10th Aug 2018 09:55
LONDON (Alliance News) - Diversified Gas & Oil PLC on Friday said it is on track to meet market forecasts for 2018, as it progressed on Appalachian basin assets integration and launched a new decommissioning management department.
The gas & oil producer said integration of its Appalachian basin assets, acquired in June from EQT Corp for USD575 million, is progressing as planned.
Diversified Gas & Oil also confirmed that it expects the results for 2018 to be in line with current market forecasts.
During the period, the company said it created a department to manage its routine decommissioning programs with regulators within the US states in which it operates.
In Ohio, the company has a formal five-year agreement to plug up to 18 wells per year. In Pennsylvania, Diversified Gas & Oil said it continues to engage in productive conversations with the Department of Environmental Protection and expects to reach a resolution in the near future.

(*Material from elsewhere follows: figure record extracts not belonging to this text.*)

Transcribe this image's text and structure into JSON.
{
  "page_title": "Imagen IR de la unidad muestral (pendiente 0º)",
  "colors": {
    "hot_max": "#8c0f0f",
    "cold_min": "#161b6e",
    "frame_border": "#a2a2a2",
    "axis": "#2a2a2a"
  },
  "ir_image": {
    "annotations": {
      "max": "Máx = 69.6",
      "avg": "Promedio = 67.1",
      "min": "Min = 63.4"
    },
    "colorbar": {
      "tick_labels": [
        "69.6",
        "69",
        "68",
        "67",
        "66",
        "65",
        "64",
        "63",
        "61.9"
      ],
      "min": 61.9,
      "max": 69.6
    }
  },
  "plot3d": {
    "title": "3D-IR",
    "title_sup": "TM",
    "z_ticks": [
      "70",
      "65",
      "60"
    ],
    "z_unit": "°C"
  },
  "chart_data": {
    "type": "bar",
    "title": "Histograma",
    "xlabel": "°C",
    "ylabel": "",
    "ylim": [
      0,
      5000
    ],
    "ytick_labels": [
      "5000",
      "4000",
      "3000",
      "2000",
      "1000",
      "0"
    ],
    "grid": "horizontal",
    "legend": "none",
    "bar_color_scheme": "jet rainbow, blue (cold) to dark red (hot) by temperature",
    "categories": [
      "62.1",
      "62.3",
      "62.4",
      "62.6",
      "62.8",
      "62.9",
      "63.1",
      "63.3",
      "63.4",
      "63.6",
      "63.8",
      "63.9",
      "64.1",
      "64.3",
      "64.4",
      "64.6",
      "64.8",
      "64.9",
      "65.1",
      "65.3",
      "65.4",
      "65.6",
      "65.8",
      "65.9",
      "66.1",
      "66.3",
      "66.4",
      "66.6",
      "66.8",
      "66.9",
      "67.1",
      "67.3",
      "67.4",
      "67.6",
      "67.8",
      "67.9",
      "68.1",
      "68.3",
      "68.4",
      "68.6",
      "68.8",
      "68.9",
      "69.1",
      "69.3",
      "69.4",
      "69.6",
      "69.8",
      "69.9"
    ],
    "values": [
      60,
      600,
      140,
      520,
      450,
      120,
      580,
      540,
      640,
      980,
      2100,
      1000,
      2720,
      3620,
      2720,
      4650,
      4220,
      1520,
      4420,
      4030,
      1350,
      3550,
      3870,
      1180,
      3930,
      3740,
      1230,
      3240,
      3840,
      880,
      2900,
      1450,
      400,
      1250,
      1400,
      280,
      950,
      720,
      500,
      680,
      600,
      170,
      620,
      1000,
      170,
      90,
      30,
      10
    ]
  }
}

The company budgets annually for the number of wells it expects to plug, but when no formal agreements exist, it estimates the number of wells it will plug based on need or operating constraints.
Diversified Gas & Oil's average per-well decommissioning cost for year-to-date totals USD20,600, which the company expects to trend lower as it continues to reduce reliance on third-party contractors and increases the utilization of its internal resources.
Looking, ahead, the company said it does not expect to increase its planned plugging activities.
Shares in Diversified Gas & Oil were trading 0.5% higher on Friday at 107.00 pence each.
The company expects to announce its interim results on or before September 12.